What happens if you accidentally mix up 12- and 20-gauge shotgun shells?

by posted on July 13, 2023
Deering Mixing Up 12 And 20 Gauge 2

You already know how important it is to only load a firearm with the type and size of ammo it is designed to shoot. Mix-ups in ammo lead to malfunctions at best and catastrophic gun failures and disastrous safety problems at worst. So the answer to the question of “how bad is it to mix up 12-gauge and 20-gauge shotgun shells?” is a simple one: It’s very, very bad. But let me explain why.

Loading a shotgun with a shell of a different gauge is not good, but in most cases, nothing happens. Either the shell is too large to even be loaded, as would happen if you tried to load a 20-gauge shell into a .410-chambered shotgun, or the shell will be so much smaller than the gun is designed to handle that it’ll just slide right out of the barrel instead of being held in the chamber. But the 12 and 20 is an exception.

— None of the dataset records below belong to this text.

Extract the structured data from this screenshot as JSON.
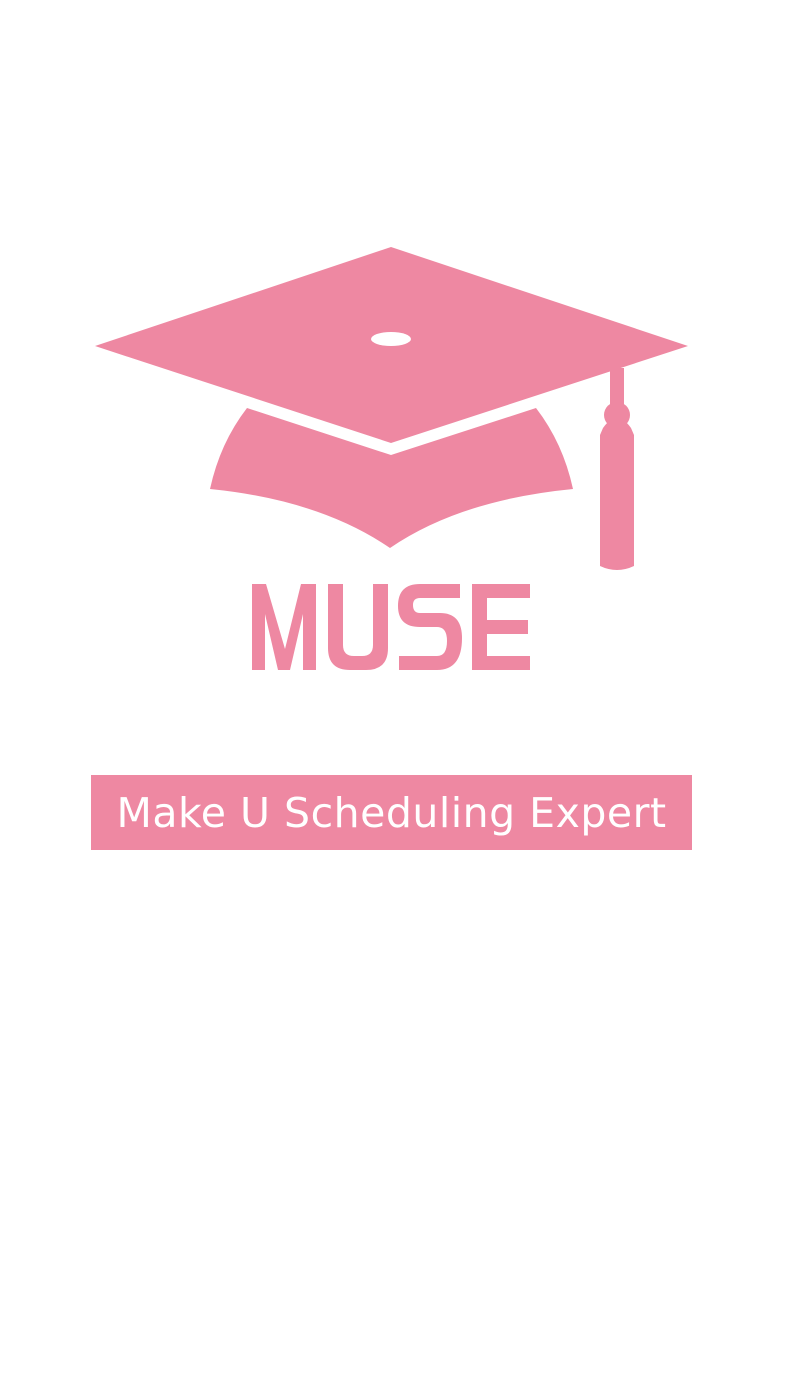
{
  "app": {
    "logo_icon": "graduation-cap-icon",
    "wordmark": "MUSE",
    "tagline": "Make U Scheduling Expert"
  },
  "colors": {
    "brand_pink": "#ee88a2",
    "background": "#ffffff",
    "tagline_text": "#ffffff"
  }
}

You can’t load a 12-gauge shell into a 20-gauge gun—it physically won’t fit—so no problem there. But you canaccidentally load a 20-gauge shell into a 12-gauge gun. It’s too small for the gun, but the dimensions of the 12- and 20-gauge are close enough that a 20-gauge shell won’t just slide all the way out of the barrel like a .410 would. However, it is small enough to slide past the chamber and get itself stuck in the barrel, where you won’t be able to easily see it. Any kind of barrel obstruction is a safety problem, and this is no exception. To make matters worse, a 20-gauge shell fits down the barrel far enough that you’ll be able to easily load a 12-gauge shell into the gun behind it without realizing what a dangerous situation you’ve just created.

Firing the shotgun with the 20-gauge shell stuck inside the barrel will be disastrous—you might assume that the 12-gauge shell will just push the 20-gauge on out of the barrel, but such is generally not the case. What will actually happen is the gun literally blows up from the pressure. If you’re lucky, the barrel will split open like a peeled banana and no other parts of the gun will be affected. If you’re not as lucky, the receiver and/or stock can bust as part of the explosion, and since those are right next to your face … well, you can imagine the consequences.

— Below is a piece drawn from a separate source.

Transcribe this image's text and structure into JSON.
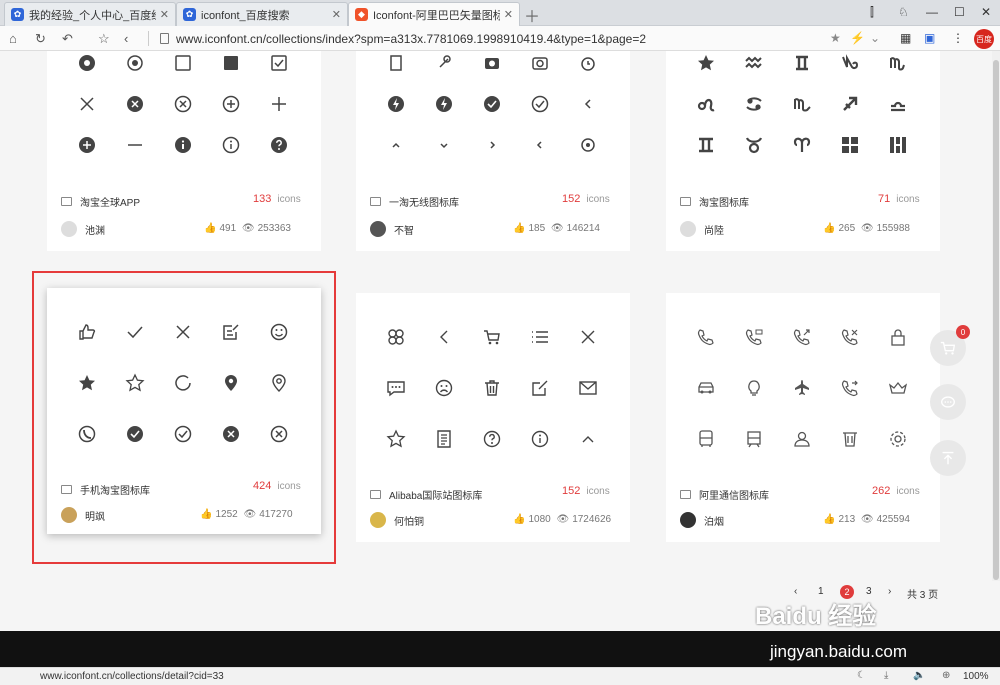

You should always be diligent about keeping ammo separate, but it’s especially important to keep 12- and 20-gauge ammo apart from each other. It’s easy, on the clays course or in the upland fields, when each shooter is using a different gauge, to accidentally grab someone else’s box or pick the wrong shell up off the ground and drop it in your pocket to be used later.

This obstruction situation is common enough and serious enough that years ago, manufacturers unilaterally agreed to make all 20-gauge shells yellow, and to not use yellow for any other gauge. You might occasionally find a 20-gauge shell that’s not yellow, but it’s quite rare these days. If you are shooting a 12-gauge in the field, do not handle yellow shells! The yellow acts as a clear warning that you’ve got a 20-gauge shell in your hands.

How bad is it to mix up 12- and 20-gauge shells? Bad. This mix-up can have catastrophic consequences, so take extra measures to keep shotgun shells separated by gauge, and as a general reminder, never fire any gun that you believe might have an obstructed barrel.